With the 24-hour news cycle and a constant stream of news updates available at our fingertips, it’s easy to become overwhelmed or jaded by current events. It can be difficult to know who or what to trust. In addition, with so many news sources available, it’s hard to know which ones are reputable. In this age of “fake news,” it’s more important than ever to be discerning about the sources you’re getting your information from.
One way to tell if a news source is reputable is to look at its funding model. Nonprofit journalism and traditional journalism both have different ways of generating revenue and this affects the type and quality of content that they produce. Here’s a breakdown of the key differences between nonprofit journalism and traditional journalism:
Nonprofit journalism is usually funded through grants, donations, or membership fees while traditional journalism is mostly dependent on advertising dollars. Because they have different funding models, this affects the type of content that each produces.
For example, because advertising dollars are often contingent on clicks, traditional journalists may be more likely to write headlines that are inflammatory or clickbait in order to generate more web traffic. This isn’t necessarily true for all traditional news sources, but it is something to be aware of.
On the other hand, because nonprofit journalists don’t have to worry about clicks and ad revenue, they can focus on producing high-quality investigative pieces or in-depth stories without worrying about whether or not they will generate enough web traffic.
Another key difference between nonprofit journalism and traditional journalism is how they view their audience. For traditional journalists, the audience is mostly passive; they simply consume the content that’s produced without much interaction with the journalist or news outlet. On the other hand, nonprofit journalists see their audience as more participating; they want their readers to be engaged and involved in the journalistic process.
An example of this would be a traditional journalist writing an article about a controversial issue and then sharing it on social media with a call to action for people to share their thoughts in the comments section. A nonprofit journalist would take this one step further by actually reaching out to members of the community affected by the issue and incorporating their perspectives into the story itself.
This difference in how journalists view their audience affects the type and quality of content that each produces; nonprofit journalists are more likely to focus on stories that serve the public good while traditional journalists may produce stories that will generate clicks and ad revenue.
Both types of journalism strive for accuracy but because they have different funding models, there may be different motivations for achieving accuracy. Traditional journalists may be under pressure from their bosses or advertisers to achieve certain viewership targets which could lead them to cut corners when it comes to verifying sources or doing fact-checking. On the other hand, because nonprofit journalists don’t have these same pressures, they may be able to spend more time double-checking sources and ensuring that their stories are accurate before publishing them.

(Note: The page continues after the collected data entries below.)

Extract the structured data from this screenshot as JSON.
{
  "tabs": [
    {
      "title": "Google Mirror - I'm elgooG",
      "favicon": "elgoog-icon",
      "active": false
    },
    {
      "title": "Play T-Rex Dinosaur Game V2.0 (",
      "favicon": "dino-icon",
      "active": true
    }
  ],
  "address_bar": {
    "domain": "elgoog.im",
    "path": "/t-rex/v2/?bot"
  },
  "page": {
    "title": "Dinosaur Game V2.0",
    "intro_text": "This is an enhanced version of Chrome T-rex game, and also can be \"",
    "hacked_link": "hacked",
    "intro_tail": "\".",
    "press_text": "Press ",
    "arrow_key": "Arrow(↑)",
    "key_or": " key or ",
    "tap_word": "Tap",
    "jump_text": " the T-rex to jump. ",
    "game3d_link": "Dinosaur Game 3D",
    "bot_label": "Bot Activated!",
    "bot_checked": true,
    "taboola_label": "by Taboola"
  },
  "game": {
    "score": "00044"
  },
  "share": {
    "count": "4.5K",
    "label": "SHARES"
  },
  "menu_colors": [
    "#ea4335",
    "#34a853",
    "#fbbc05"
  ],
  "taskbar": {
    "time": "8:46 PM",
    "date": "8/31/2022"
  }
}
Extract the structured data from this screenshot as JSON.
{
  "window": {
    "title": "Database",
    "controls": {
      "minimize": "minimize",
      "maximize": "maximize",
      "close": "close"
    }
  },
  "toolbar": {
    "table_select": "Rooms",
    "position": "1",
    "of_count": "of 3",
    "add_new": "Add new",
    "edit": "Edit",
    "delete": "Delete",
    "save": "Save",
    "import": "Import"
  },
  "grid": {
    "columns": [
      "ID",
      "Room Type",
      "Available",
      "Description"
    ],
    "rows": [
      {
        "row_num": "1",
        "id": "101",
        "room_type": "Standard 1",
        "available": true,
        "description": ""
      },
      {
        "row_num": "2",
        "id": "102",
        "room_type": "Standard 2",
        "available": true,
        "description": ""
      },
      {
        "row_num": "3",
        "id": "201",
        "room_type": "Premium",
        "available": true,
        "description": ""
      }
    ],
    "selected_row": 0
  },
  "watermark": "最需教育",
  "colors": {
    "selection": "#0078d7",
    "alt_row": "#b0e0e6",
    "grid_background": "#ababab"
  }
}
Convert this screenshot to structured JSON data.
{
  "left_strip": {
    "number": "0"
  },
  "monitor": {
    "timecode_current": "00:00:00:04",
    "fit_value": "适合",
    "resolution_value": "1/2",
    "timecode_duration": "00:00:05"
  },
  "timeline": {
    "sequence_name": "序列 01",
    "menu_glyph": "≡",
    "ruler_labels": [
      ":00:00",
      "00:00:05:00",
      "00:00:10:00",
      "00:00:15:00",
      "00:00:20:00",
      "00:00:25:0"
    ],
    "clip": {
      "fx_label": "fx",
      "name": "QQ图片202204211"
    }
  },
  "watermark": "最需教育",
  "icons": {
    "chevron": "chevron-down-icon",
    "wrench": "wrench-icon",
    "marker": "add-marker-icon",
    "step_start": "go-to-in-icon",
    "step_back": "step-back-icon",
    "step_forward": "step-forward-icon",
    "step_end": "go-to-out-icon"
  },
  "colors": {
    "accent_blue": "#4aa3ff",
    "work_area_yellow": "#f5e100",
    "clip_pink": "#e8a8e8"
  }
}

When it comes to quality control, each type of journalist has a different process. Traditional journalists usually have editors who check stories for errors before they’re published while nonprofit journalists may rely more on peer review processes or involve community members in fact-checking stories before publication.
As you can see, there are some key differences between nonprofit journalism and traditional journalism including their funding models, audience engagement strategies, and processes for ensuring accuracy and quality control. So the next time you’re reading an article online or watching the news on TV, take a moment to think about where that particular story is coming from and what motivations might be behind it. And remember, just because something is published doesn’t mean it’s automatically true. Be sure to practice media literacy and always question everything you read (or watch).